In January 2014, Coral Farms obtained an engineer's report from Associated Soils Engineering, Inc., stating its repair work was " ‘found to be in substantial compliance’ with the plan."

In October 2014, the Mikoses obtained an engineer's report from Knudson Engineers & Construction, Inc. stating: " ‘The subject project was plan checked, permitted, inspected, and approved by the City of San Juan Capistrano. This project, under my direction, was designed, installed, inspected during construction, and approved ... as constructed at a Final Site Inspection.’ "

In December 2014, the Mahonys obtained an engineer's report from Engineering Design Group stating its mitigation/repair "work ‘has been substantially completed in accordance with the approved plan.’ "

The Second (Instant ) Lawsuit

In October 2017, Coral Farms and the Mikoses (collectively Coral Farms) filed a complaint against the Mahonys for breach of the Settlement Agreement and false promise. Coral Farms alleged the work performed by the Mahonys "is dramatically and substantively different than what was required of them under the Settlement Agreement." Coral Farms further alleged when "the Mahonys entered into the Settlement Agreement, they had no intention of ever performing their obligations under that agreement." Coral Farms asked for specific performance of the Settlement Agreement, and "damages in an amount to be proved at trial but in excess of $500,000."

In June 2019, the trial court presided over a seven-day bench trial and later filed a statement of decision. Coral Farms objected to the court's statement of decision on several grounds. The court found "the myriad of issues raised by [Coral Farms] are irrelevant and immaterial to the legal basis for the decision" and entered a judgment in favor of the Mahonys. Coral Farms appeals from the trial court's judgment.

IIDISCUSSION

Coral Farms contends the trial court: A) misinterpreted the Settlement Agreement; and B) made several evidentiary errors. We shall review both contentions.

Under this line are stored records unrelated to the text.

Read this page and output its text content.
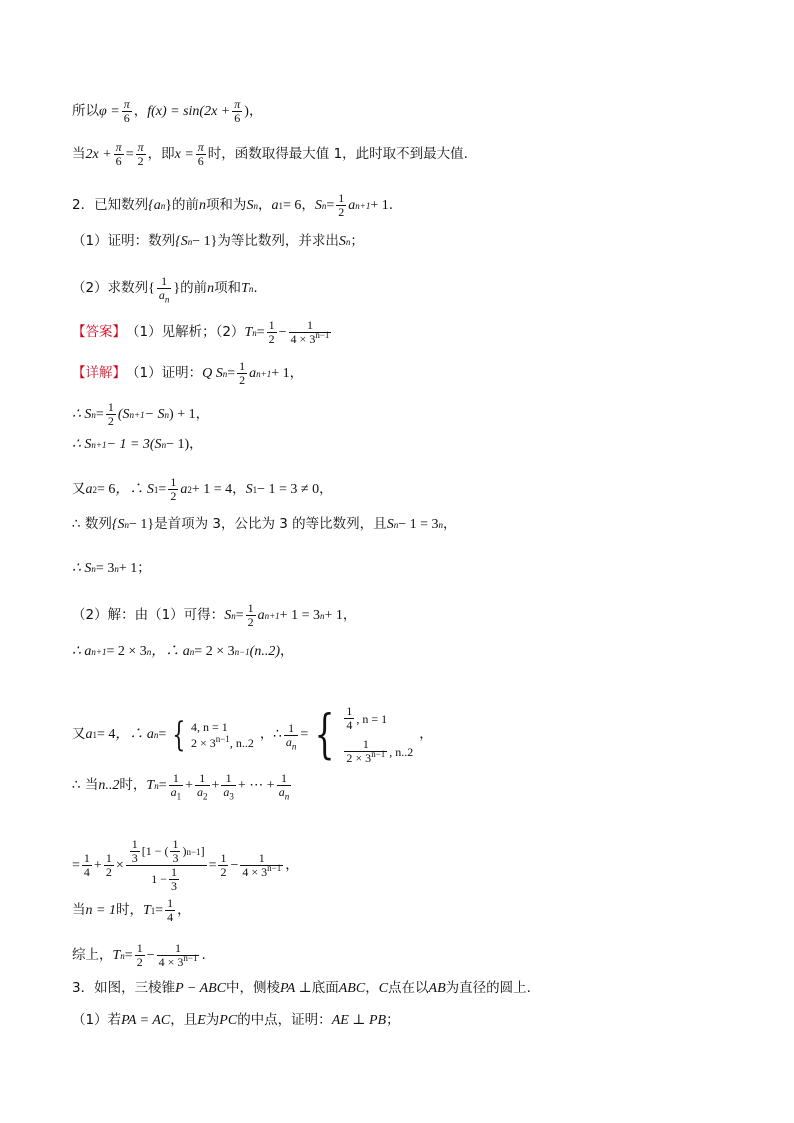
所以 $\varphi = \frac{\pi}{6}$ ， $f(x) = \sin(2x + \frac{\pi}{6}$ ) ，
当 $2x + \frac{\pi}{6} = \frac{\pi}{2}$ ，即 $x = \frac{\pi}{6}$ 时，函数取得最大值 1，此时取不到最大值.
2．已知数列 {a n } 的前 n 项和为 S n ， a 1 = 6 ， S $n = \frac{1}{2}$ a n+1 + 1 .
（1）证明：数列 {S n − 1} 为等比数列，并求出 S n ；
（2）求数列 { $\frac{1}{a_n}$ } 的前 n 项和 T n .
【答案】 （1）见解析；（2） T $n = \frac{1}{2} - \frac{1}{4 \times 3^{n-1}}$
【详解】 （1）证明： Q S $n = \frac{1}{2}$ a n+1 + 1 ，
∴ S $n = \frac{1}{2} (S$ n+1 − S n ) + 1 ，
∴ S n+1 − 1 = 3(S n − 1) ，
又 a 2 = 6 ，∴ S $1 = \frac{1}{2}$ a 2 + 1 = 4 ， S 1 − 1 = 3 ≠ 0 ，
∴ 数列 {S n − 1} 是首项为 3，公比为 3 的等比数列，且 S n − 1 = 3 n ，
∴ S n = 3 n + 1 ；
（2）解：由（1）可得： S $n = \frac{1}{2}$ a n+1 + 1 = 3 n + 1 ，
∴ a n+1 = 2 × 3 n ，∴ a n = 2 × 3 n−1 (n..2) ，
又 a 1 = 4 ，∴ a n = { 4, n = 1
$2 \times 3^{n-1}$, n..2
，∴ $\frac{1}{a_n}$ = { $\frac{1}{4}$ , n = 1
$\frac{1}{2 \times 3^{n-1}}$ , n..2
，
∴ 当 n..2 时， T $n = \frac{1}{a_1} + \frac{1}{a_2} + \frac{1}{a_3}$ + ⋯ + $\frac{1}{a_n}$
= $\frac{1}{4} + \frac{1}{2} \times \frac{\frac{1}{3} [1 - ( \frac{1}{3} ) n-1 ]}{1 - \frac{1}{3}} = \frac{1}{2} - \frac{1}{4 \times 3^{n-1}}$ ，
当 n = 1 时， T $1 = \frac{1}{4}$ ，
综上， T $n = \frac{1}{2} - \frac{1}{4 \times 3^{n-1}}$ .
3．如图，三棱锥 P − ABC 中，侧棱 PA ⊥ 底面 ABC ， C 点在以 AB 为直径的圆上.
（1）若 PA = AC ，且 E 为 PC 的中点，证明： AE ⊥ PB ；
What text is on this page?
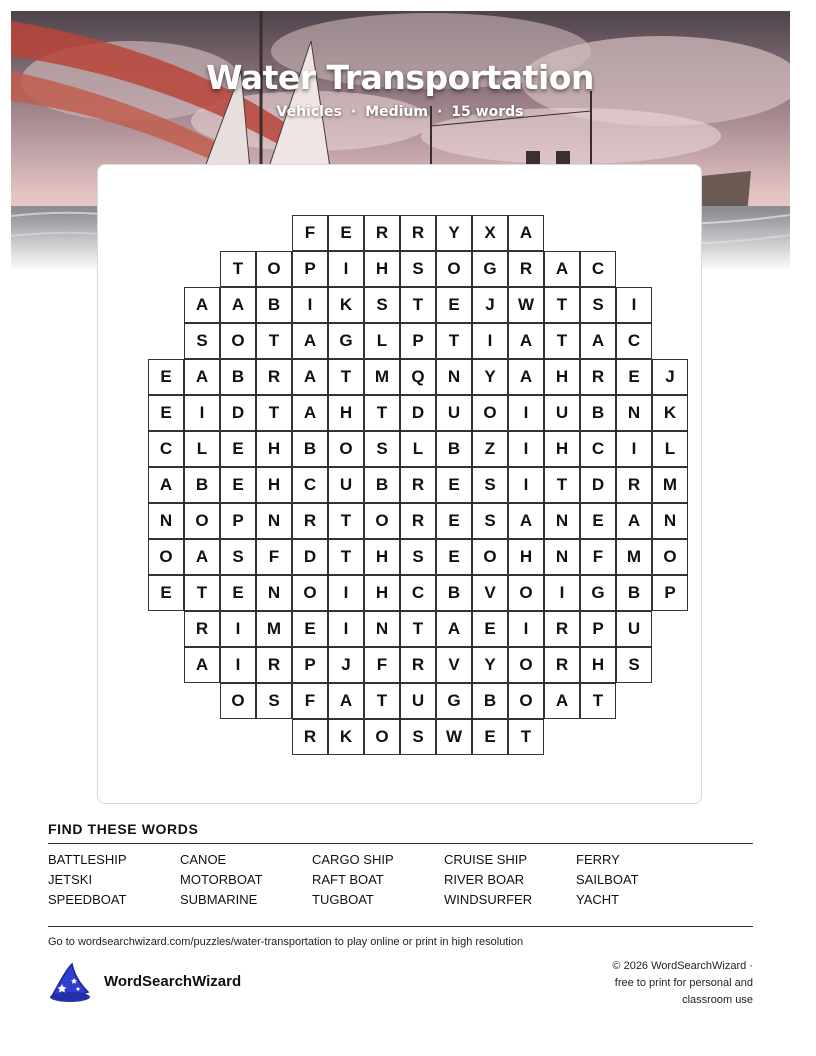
Water Transportation
Vehicles · Medium · 15 words
F	E	R	R	Y	X	A
T	O	P	I	H	S	O	G	R	A	C
A	A	B	I	K	S	T	E	J	W	T	S	I
S	O	T	A	G	L	P	T	I	A	T	A	C
E	A	B	R	A	T	M	Q	N	Y	A	H	R	E	J
E	I	D	T	A	H	T	D	U	O	I	U	B	N	K
C	L	E	H	B	O	S	L	B	Z	I	H	C	I	L
A	B	E	H	C	U	B	R	E	S	I	T	D	R	M
N	O	P	N	R	T	O	R	E	S	A	N	E	A	N
O	A	S	F	D	T	H	S	E	O	H	N	F	M	O
E	T	E	N	O	I	H	C	B	V	O	I	G	B	P
R	I	M	E	I	N	T	A	E	I	R	P	U
A	I	R	P	J	F	R	V	Y	O	R	H	S
O	S	F	A	T	U	G	B	O	A	T
R	K	O	S	W	E	T
FIND THESE WORDS
BATTLESHIP	CANOE	CARGO SHIP	CRUISE SHIP	FERRY
JETSKI	MOTORBOAT	RAFT BOAT	RIVER BOAR	SAILBOAT
SPEEDBOAT	SUBMARINE	TUGBOAT	WINDSURFER	YACHT
Go to wordsearchwizard.com/puzzles/water-transportation to play online or print in high resolution
WordSearchWizard
© 2026 WordSearchWizard ·
free to print for personal and
classroom use
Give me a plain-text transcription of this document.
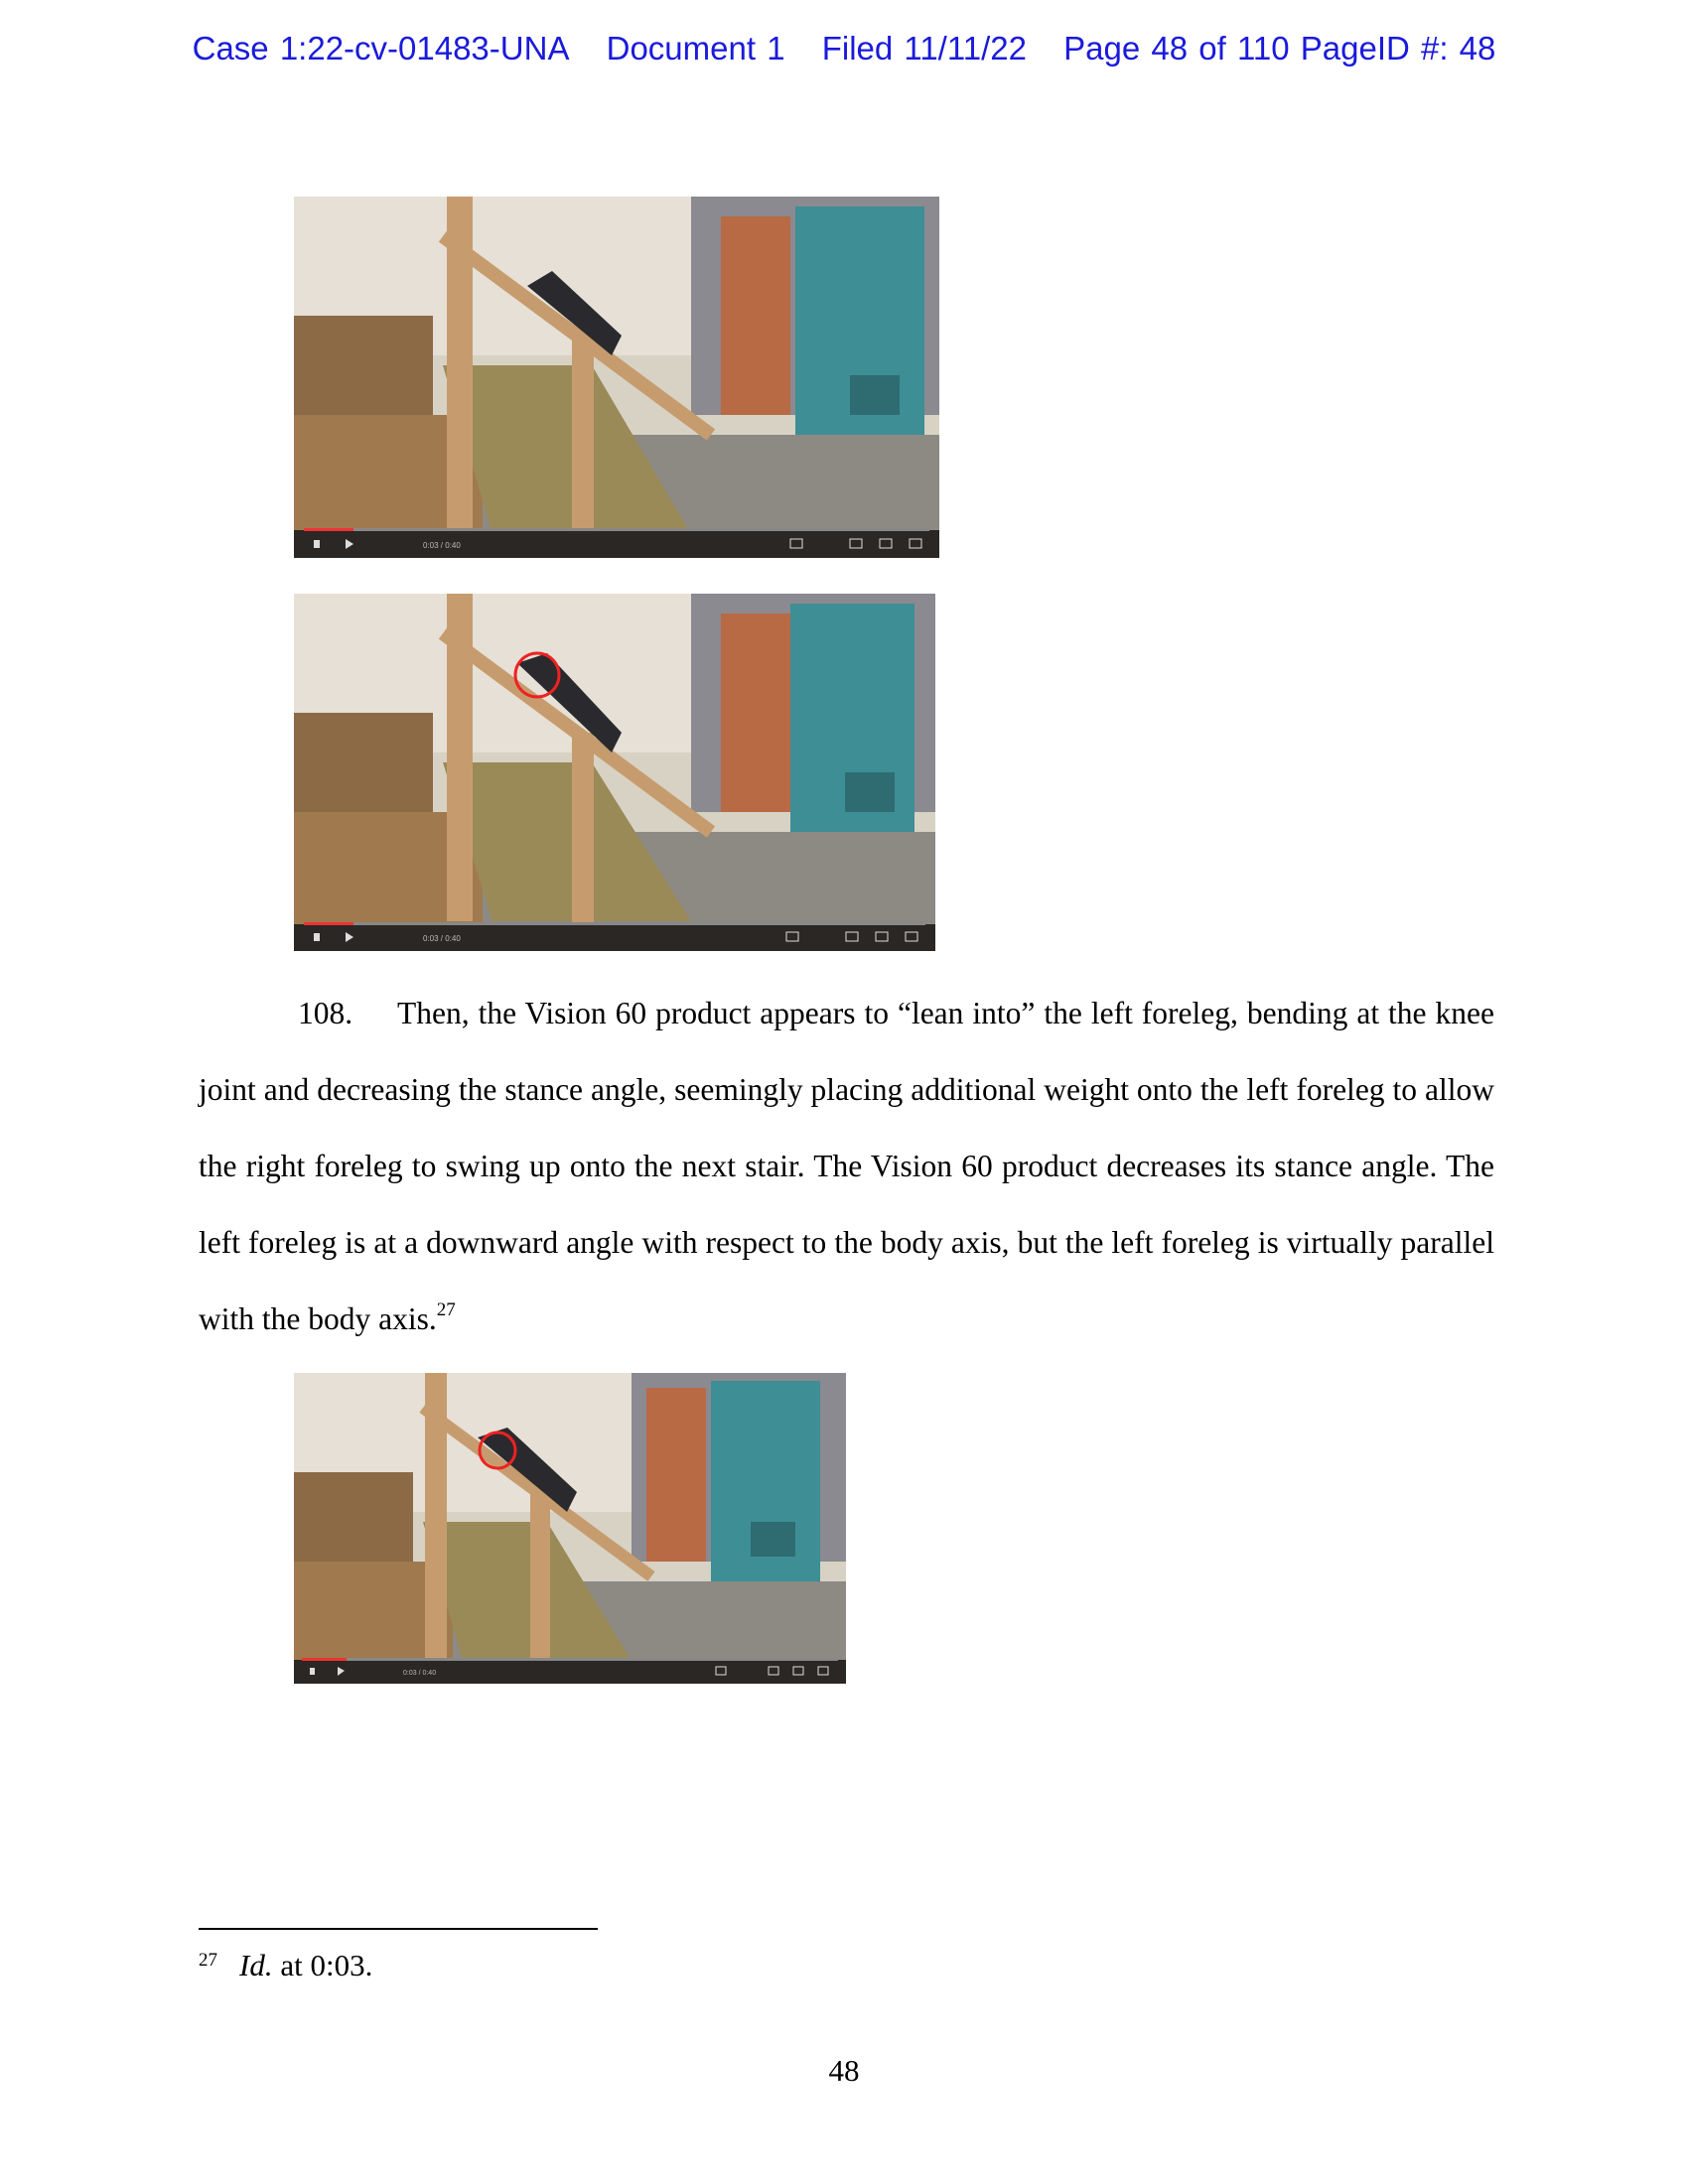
Case 1:22-cv-01483-UNA Document 1 Filed 11/11/22 Page 48 of 110 PageID #: 48
0:03 / 0:40
0:03 / 0:40
108. Then, the Vision 60 product appears to “lean into” the left foreleg, bending at the knee joint and decreasing the stance angle, seemingly placing additional weight onto the left foreleg to allow the right foreleg to swing up onto the next stair. The Vision 60 product decreases its stance angle. The left foreleg is at a downward angle with respect to the body axis, but the left foreleg is virtually parallel with the body axis.$^{27}$
0:03 / 0:40
$^{27}$ Id. at 0:03.
48
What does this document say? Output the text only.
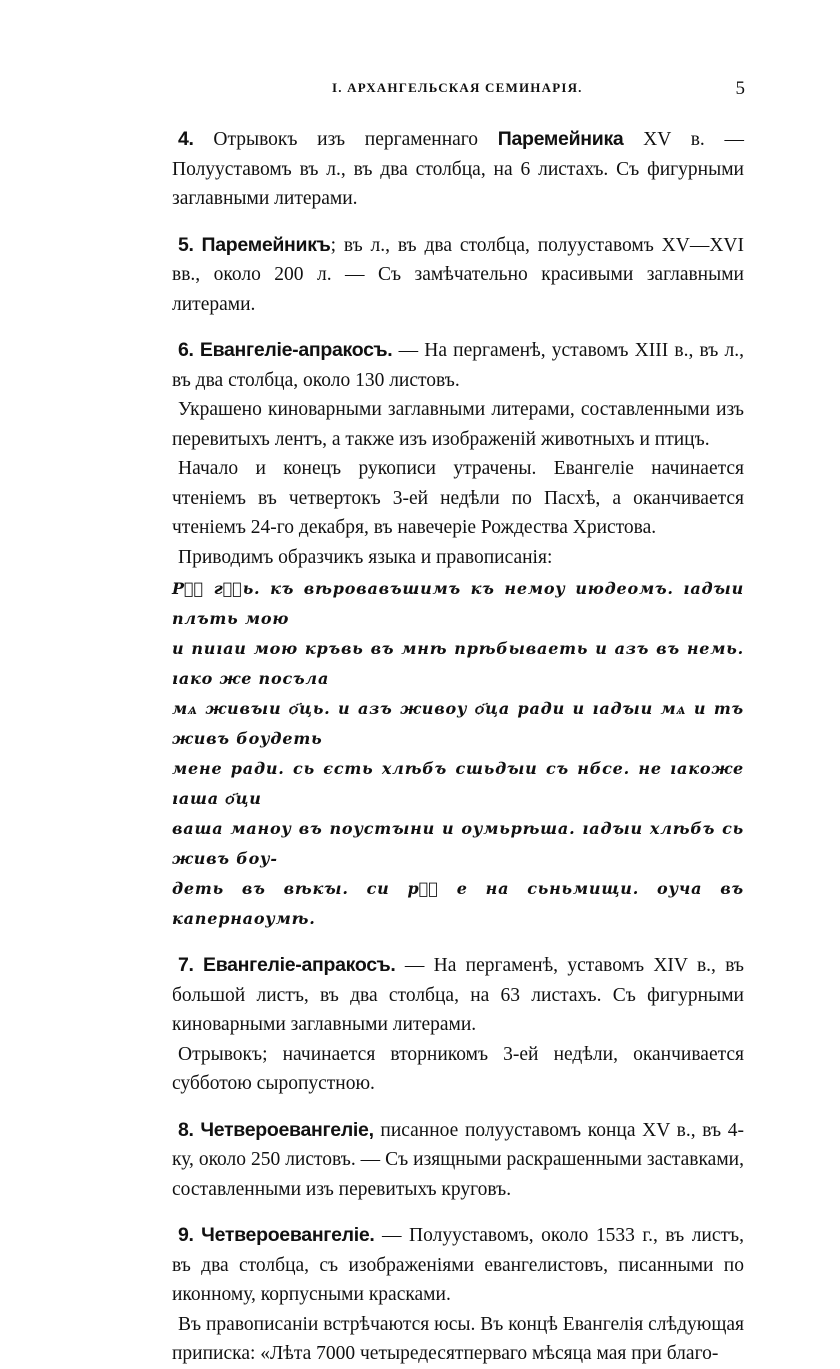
I. АРХАНГЕЛЬСКАЯ СЕМИНАРІЯ.	5

4. Отрывокъ изъ пергаменнаго Паремейника XV в. — Полууставомъ въ л., въ два столбца, на 6 листахъ. Съ фигурными заглавными литерами.

5. Паремейникъ; въ л., въ два столбца, полууставомъ XV—XVI вв., около 200 л. — Съ замѣчательно красивыми заглавными литерами.

6. Евангеліе-апракосъ. — На пергаменѣ, уставомъ XIII в., въ л., въ два столбца, около 130 листовъ.

Украшено киноварными заглавными литерами, составленными изъ перевитыхъ лентъ, а также изъ изображеній животныхъ и птицъ.

Начало и конецъ рукописи утрачены. Евангеліе начинается чтеніемъ въ четвертокъ 3-ей недѣли по Пасхѣ, а оканчивается чтеніемъ 24-го декабря, въ навечеріе Рождества Христова.

Приводимъ образчикъ языка и правописанія:

Рⷨ҇ гⷭ҇ь. къ вѣровавъшимъ къ немоу июдеомъ. ıадꙑи плъть мою
и пиıаи мою кръвь въ мнѣ прѣбываеть и азъ въ немь. ıако же посъла
мѧ живꙑи ѻ҃ць. и азъ живоу ѻ҃ца ради и ıадꙑи мѧ и тъ живъ боудеть
мене ради. сь єсть хлѣбъ сшьдꙑи съ нбсе. не ıакоже ıаша ѻ҃ци
ваша маноу въ поустꙑни и оумьрѣша. ıадꙑи хлѣбъ сь живъ боу-
деть въ вѣкꙑ. си рⷱ҇ е на сьньмищи. оуча въ капернаоумѣ.

7. Евангеліе-апракосъ. — На пергаменѣ, уставомъ XIV в., въ большой листъ, въ два столбца, на 63 листахъ. Съ фигурными киноварными заглавными литерами.

Отрывокъ; начинается вторникомъ 3-ей недѣли, оканчивается субботою сыропустною.

8. Четвероевангеліе, писанное полууставомъ конца XV в., въ 4-ку, около 250 листовъ. — Съ изящными раскрашенными заставками, составленными изъ перевитыхъ круговъ.

9. Четвероевангеліе. — Полууставомъ, около 1533 г., въ листъ, въ два столбца, съ изображеніями евангелистовъ, писанными по иконному, корпусными красками.

Въ правописаніи встрѣчаются юсы. Въ концѣ Евангелія слѣдующая приписка: «Лѣта 7000 четыредесятперваго мѣсяца мая при благо-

A. The Settlement Agreement

Generally, the interpretation of a settlement agreement is governed by the same rules that apply to other contracts. ( Winet v. Price (1992) 4 Cal.App.4th 1159, 1165-1166, 6 Cal.Rptr.2d 554.) "When no extrinsic evidence is introduced, or when the competent extrinsic evidence is not in conflict, the appellate court independently construes the contract. [Citations.] When the competent extrinsic evidence is in conflict, and thus requires resolution of credibility issues, any reasonable construction will be upheld if it is supported by substantial evidence." ( Founding Members of the Newport Beach Country Club v. Newport Beach Country Club, Inc. (2003) 109 Cal.App.4th 944, 955-956, 135 Cal.Rptr.2d 505.)

Here, as the parties appear to agree, the trial court's interpretation of the Settlement Agreement (particularly the Final Approval clause) was not based on relevant conflicting extrinsic evidence. We will therefore apply a de novo standard of review.